The program runs operation actions after every user input.
- TwoSegmentOverlapCondition(a0,a1,b0,b1) =
((a0<=b0 AND b0<=a1) OR (a0<=b1 AND b1<=a1) OR (b0<=a0 AND a0<=b1) OR (b0<=a1 AND a1<=b1))
- Computes an enriched version of the user input in the table USER_INPUT.
- location : A coordinate composed of the chromosome (chr) and the basepair coordinates (bp1, bp2) that has been formatted into a string. A comma is used as a 3-character separator in the basepari coordinates.
- UCSC_LINK : A (MS Excel) hyperlink to UCSC Genome Browser on Human Feb. 2009 (GRCh37/hg19) Assembly.
- Computes an enriched version of the GENE_MASTER (g) table in GENE_MASTER_EXPANDED. Expanded basepair coordinates are calculated, one expanding 20 kbases, and one 10 Mbases.
- bp1s20k_gm =
(g.bp1-20000)
- bp2a20k_gm =
(g.bp2+20000)
- bp1s10m_gm =
(g.bp1-10e6)
- bp2a10m_gm =
(g.bp2+10e6)
- Creates a joined table PROTEIN_CODING_GENES_ALL of user input and protein coding genes from _USER_INPUT (c) and GENE_MASTER_EXPANDED (g) fulfilling the condition of
g.ttype='protein_coding' AND c.chr=g.chr AND TwoSegmentOverlapCondition(c.bp1,c.bp2,g.bp1s10m_gm,g.bp2a10m_gm)
, that is: protein coding genes that fulfill the overlap condition, between user input regions and gene coordinates that were expanded 10MBases.
- dist=
CASE WHEN TwoSegmentOverlapCondition(c.bp1,c.bp2,g.bp1,g.bp2) THEN 0 WHEN c.bp1 IS NULL OR c.bp2 IS NULL THEN 9e9 ELSE NUM_MAX_INTEGER(ABS(c.bp1-g.bp2),ABS(c.bp2-g.bp1)) END)
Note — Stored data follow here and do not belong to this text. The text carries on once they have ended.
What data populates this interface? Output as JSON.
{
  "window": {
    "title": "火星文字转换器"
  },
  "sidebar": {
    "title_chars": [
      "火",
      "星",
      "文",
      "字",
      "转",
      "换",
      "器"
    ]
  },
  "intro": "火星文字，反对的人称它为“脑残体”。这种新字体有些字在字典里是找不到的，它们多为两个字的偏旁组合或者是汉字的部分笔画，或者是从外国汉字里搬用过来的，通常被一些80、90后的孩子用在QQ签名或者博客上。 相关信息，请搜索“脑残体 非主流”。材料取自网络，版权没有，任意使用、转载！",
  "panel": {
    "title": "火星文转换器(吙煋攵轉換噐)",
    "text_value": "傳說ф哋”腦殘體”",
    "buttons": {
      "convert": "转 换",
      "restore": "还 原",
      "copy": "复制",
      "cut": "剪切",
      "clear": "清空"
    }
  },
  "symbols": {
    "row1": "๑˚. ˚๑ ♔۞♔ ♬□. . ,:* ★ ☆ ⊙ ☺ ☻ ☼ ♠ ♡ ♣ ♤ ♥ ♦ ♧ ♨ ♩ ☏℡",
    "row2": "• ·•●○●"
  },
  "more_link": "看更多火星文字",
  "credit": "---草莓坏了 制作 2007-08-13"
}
- Creates a view PROTEIN_CODING_GENES from PROTEIN_CODING_GENES_ALL
WHERE dist<100000
- Creates all output datasets:
- GWAS_CATALOG by joining _USER_INPUT (c) and the reference _GWAS_CATALOG (r)
on
c.chr=r.chr AND TwoSegmentOverlapCondition(c.bp1, c.bp2, r.bp1, r.bp2)
- OMIM by joining GENES_PROTEIN_CODING_NEAR (g) and the reference _OMIM (r)
on
g.genename_gm=r.geneName AND g.geneName_gm IS NOT NULL AND g.geneName_gm!='' AND r.geneName IS NOT NULL AND r.geneName!=''
- PSYCHIATRIC_CNVS by joining _USER_INPUT (c) and the reference _PSYCHIATRIC_CNVS (r)
on
c.chr=r.chr AND TwoSegmentOverlapCondition(c.bp1, c.bp2, r.bp1, r.bp2)
- ASD_GENES by joining GENES_PROTEIN_CODING_NEAR (g) and the reference _ASD_GENES (r)
on
g.genename_gm=r.geneName AND g.geneName_gm IS NOT NULL AND g.geneName_gm!='' AND r.geneName IS NOT NULL AND r.geneName!=''
- ID_DEVDELAY_GENES by joining GENES_PROTEIN_CODING_NEAR (g) and the reference _ID_DEVDELAY_GENES (r)
on
g.genename_gm=r.geneName AND g.geneName_gm IS NOT NULL AND g.geneName_gm!='' AND r.geneName IS NOT NULL AND r.geneName!=''
- MOUSE_KNOCKOUT by joining GENES_PROTEIN_CODING_NEAR (g) and the reference _MOUSE_KNOCKOUT (r)
on
g.genename_gm=r.geneName AND g.geneName_gm IS NOT NULL AND g.geneName_gm!='' AND r.geneName IS NOT NULL AND r.geneName!=''
- The chosen tables are outputted to the chosen file(s) and in the chosen format.
- Output is automatically done after user input.